Review by Sean Lynch
RIYL: Doves, My Bloody Valentine, Lush, early Foo Fighters
Recommended Tracks: “Last Rites,” Setting Sun” and “Deep Wound”
Swervedriver characterizes the term shoegazing. Shoegazing originated out of England in the ‘80s when guitarists would look down at their shoes for most of their show to see their pedal boards for their guitars. The use of effect pedals has become a staple of Swervedriver as a band, and I Wasn’t Born To Lose You provides us with powerful effect-heavy rock.
The song “Setting Sun” resembles the name it is given because it pleasantly goes along until it sets at the end. The guitar comes in with a relaxed strumming and gentle picking. The vocals are soft and provide another light element to the song.
“Last Rites” is another song that falls into the light category because it carries that same relaxed tone through Adam Franklin’s vocals. “Everso”, which clocks in at seven minutes is a long journey, but it’s one worth your time. The guitars and vocals mesh together to create an atmospheric sound.
“Deep Wound” is a song that provides us with some of Swervedriver’s hard rock roots. The song is reminiscent of the Foo Fighters on The Colour and The Shape with its heavy guitar effects, quick drums and rough vocals.

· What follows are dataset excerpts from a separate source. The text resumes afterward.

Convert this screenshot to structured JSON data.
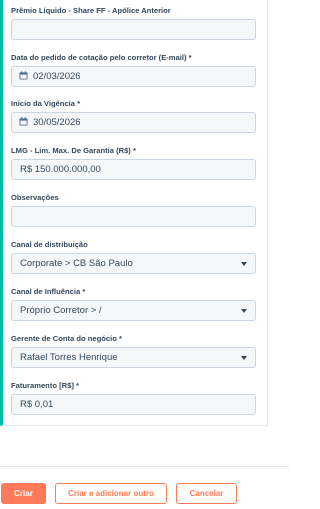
{
  "form": {
    "fields": [
      {
        "label": "Prêmio Líquido - Share FF - Apólice Anterior",
        "value": ""
      },
      {
        "label": "Data do pedido de cotação pelo corretor (E-mail) *",
        "value": "02/03/2026"
      },
      {
        "label": "Inicio da Vigência  *",
        "value": "30/05/2026"
      },
      {
        "label": "LMG - Lim. Max. De Garantia (R$) *",
        "value": "R$ 150.000.000,00"
      },
      {
        "label": "Observações",
        "value": ""
      },
      {
        "label": "Canal de distribuição",
        "value": "Corporate > CB São Paulo"
      },
      {
        "label": "Canal de Influência *",
        "value": "Próprio Corretor > /"
      },
      {
        "label": "Gerente de Conta do negócio *",
        "value": "Rafael Torres Henrique"
      },
      {
        "label": "Faturamento [R$] *",
        "value": "R$ 0,01"
      }
    ]
  },
  "footer": {
    "create_label": "Criar",
    "create_and_add_label": "Criar e adicionar outro",
    "cancel_label": "Cancelar"
  },
  "colors": {
    "accent": "#ff7a59",
    "panel_border": "#00bda5",
    "input_bg": "#f5f8fa",
    "input_border": "#cbd6e2"
  },
  "icons": {
    "date": "calendar-icon",
    "select": "chevron-down-icon"
  }
}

I Wasn’t Born To Lose You serves as a great comeback album for Swervedriver. The group has been working on perfecting this album since they had reunited together. The album carries the essence of effect heavy rock. The album pushes the borders of metal but keeps within hard rock because of the softer borders. 17 years is an extremely long time to wait for a record, but Swervedriver brought it all together and presented something new while staying true to their shoegazing roots.